Nada convidava o futebol no começo. A tarde estava densa e úmida e a grama, apesar de regada, parecia seca e retardava a bola como se estivesse aguentando o espetáculo. Nesse contexto Inglaterra Ele parecia ter mais desejos do que ideias. Gordon Ele foi o único que abriu o campo com julgamento, ao contrário de um Madueke saudades de quem não sobreviveu ao intervalo. Bellingham cabeceou um cruzamento para a marca do pênalti e Kane Ele disparou uma cobrança de falta bem colocada para o alto. Domínio estéril, posse de bola longa e perigo de curta duração.
Depois de meia hora, o jogo mudou de mãos e de idioma. Ele avisou primeiro Haalandquem voou para conectar um cabeçalho Pickford ele puxou-o com uma mão milagrosa. E na próxima parte veio a cena: Odegaard vazou um passe que lembra o do ‘negro’ Enrique Maradona, por sua aparente inconsistência – também contra a Inglaterra – e Escalda Ele acertou um chute de pé esquerdo da ala esquerda, com um ângulo que desafiava a geometria, que veio depois de beijar a trave como uma carambola milimétrica de bilhar. O VAR validou 1-0 (min. 36) e a Noruega saiu na frente: Sorlot tocou o segundo e Odegaard tentei novamente Pickford.
Mas a Inglaterra tem Bellingham, uma forma de ter sempre uma bala na câmara. Pouco antes do intervalo, Gordon Coroou a sua grande primeira hora com um passe ousado para a área e o madridista empatou logo ao primeiro toque, com a precisão apressada do seu cirurgião (1-1min. 45+2). Ainda houve tempo para isso Terra Nova negaria o propósito Kane e aquele VAR anulou outro para o capitão da Inglaterra por impedimento. A companhia, que já havia nascido dormindo, chegou ao intervalo completamente acordada.
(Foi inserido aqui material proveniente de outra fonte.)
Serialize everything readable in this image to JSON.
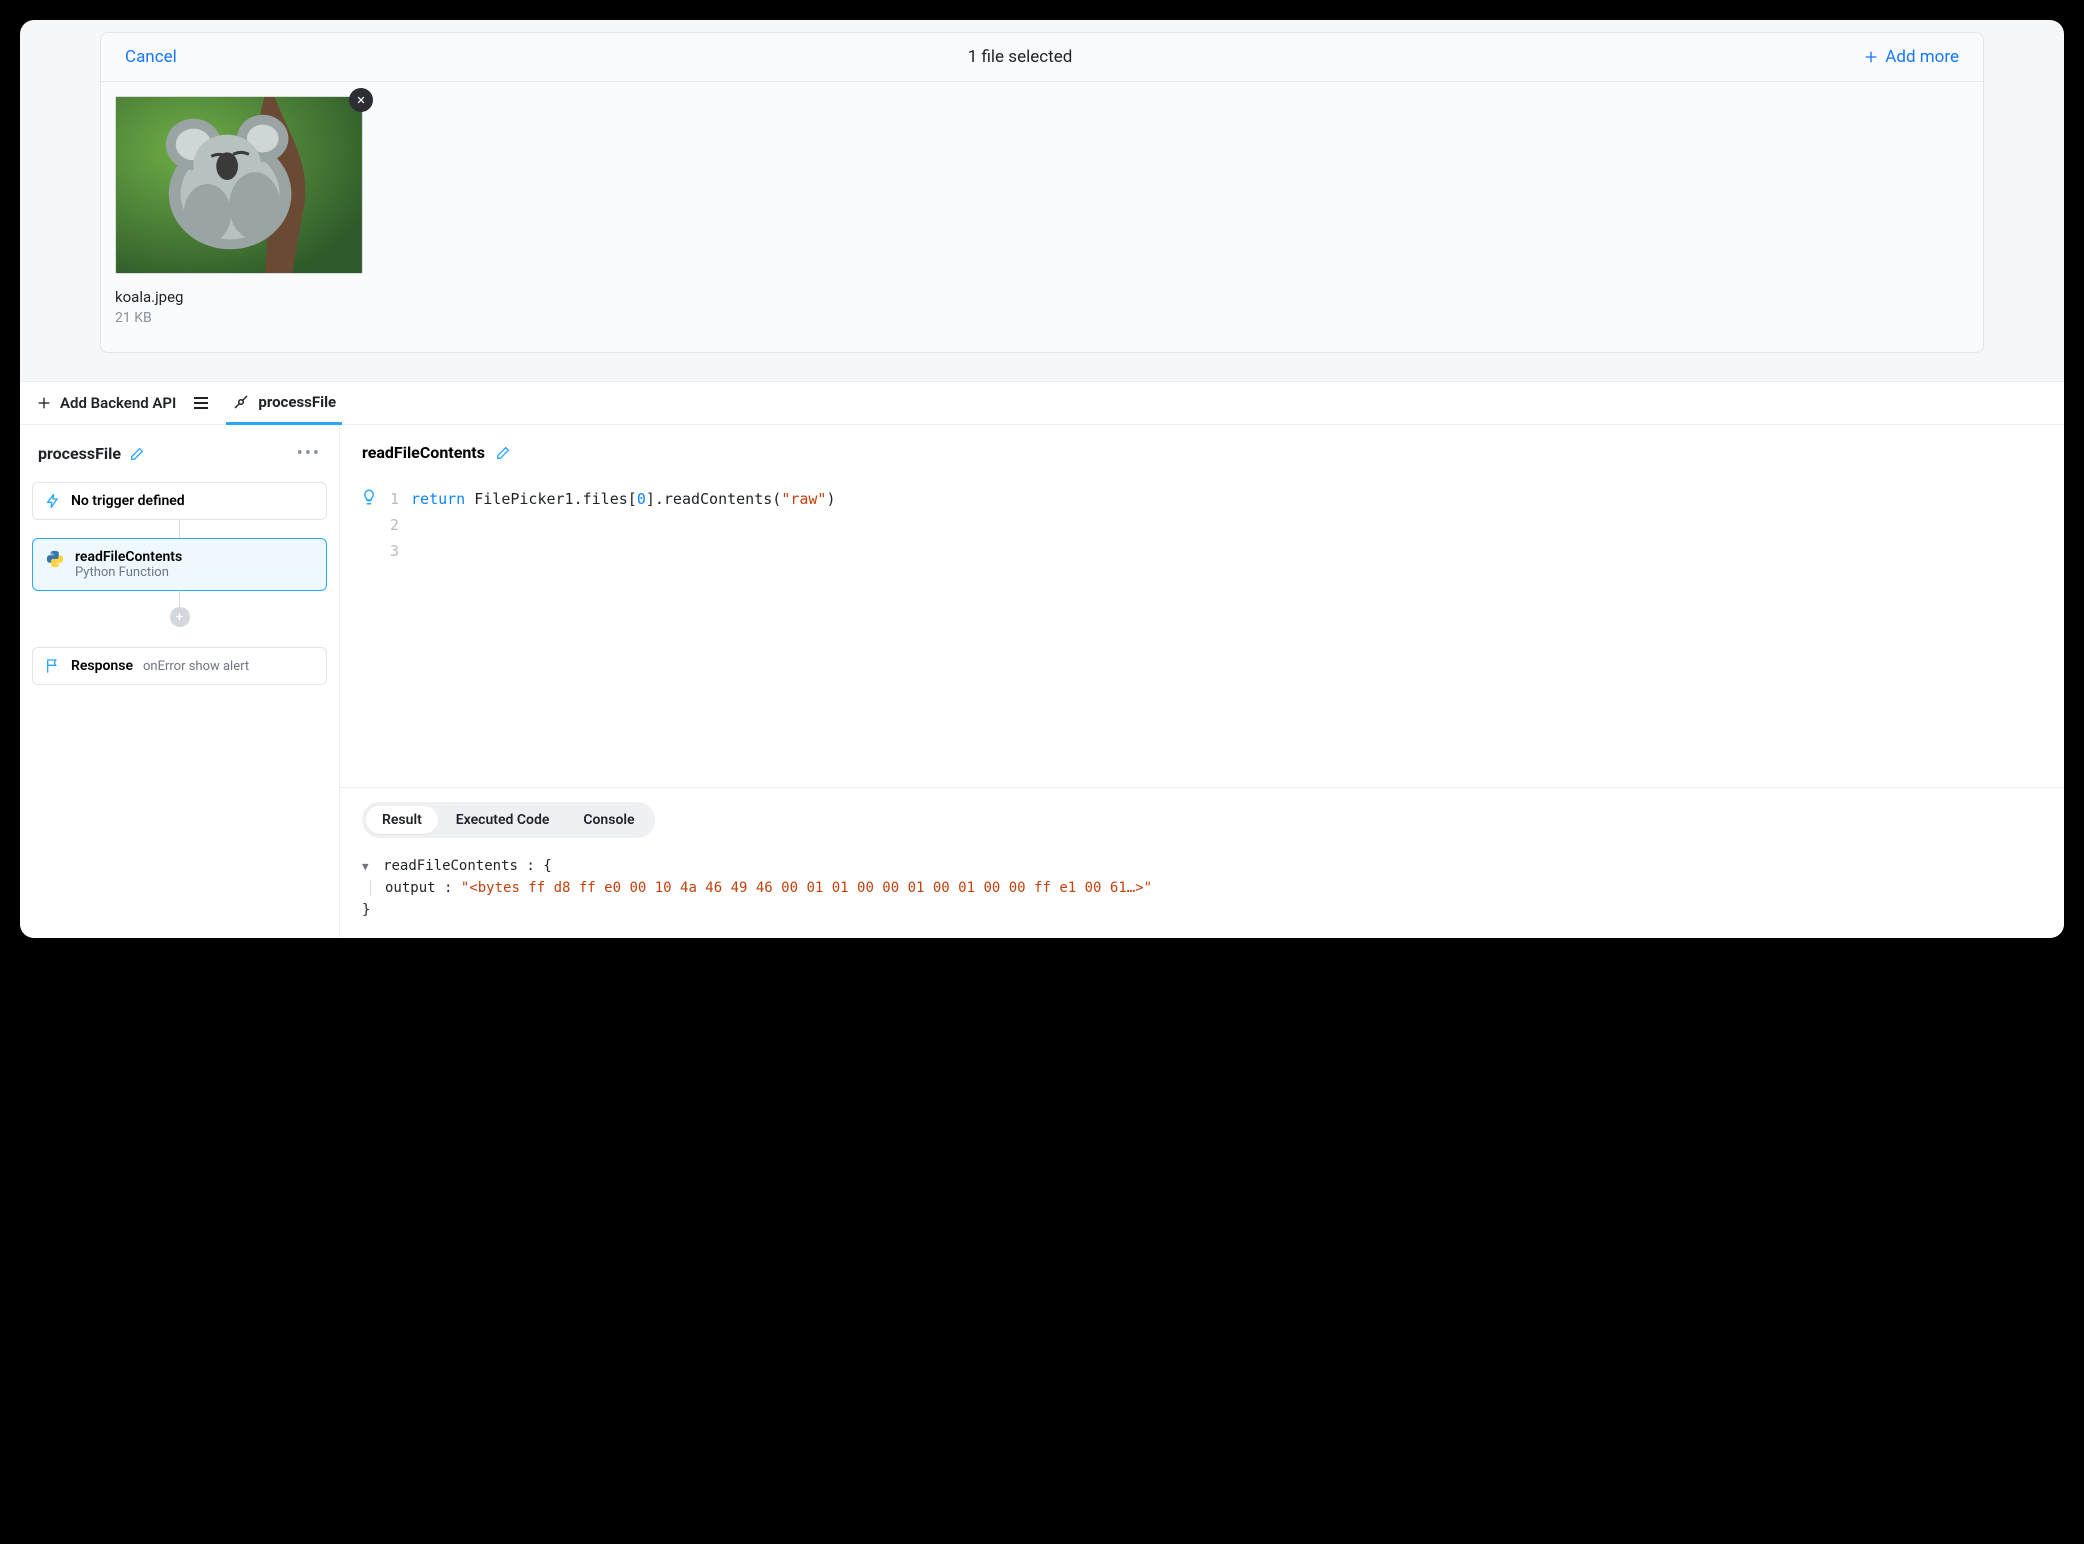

Tuchel mudou o banco durante o intervaloPor j Ezé por Madueke e Arroz– mas a segunda parte foi um monólogo norueguês com pouco apoio de Pickford. O goleiro inglês decidiu marcar uma tarde: chutou de perto Montanhaoutra cabeçada para Haaland e finalmente um tiro seco de Nusa. Mesmo assim a Inglaterra não escapou ao maior medo: Heggem Ele pegou um rebote e marcou 2 a 1 aos 55 minutos, mas TurpinDepois de olhar para o monitor, ele cancelou por ausência anterior. Para a Noruega, que perdeu para Ryerson e Sorlot ainda tem sua cota de infortúnios pelo caminho: em 76, Ajer Ele cabeceou na trave e no rebote Haaland chutou ao lado, de onde nunca mais errou. Foi o resumo da sua noite: para a equipe de Solbakken Ele jogou muito futebol e errou o alvo.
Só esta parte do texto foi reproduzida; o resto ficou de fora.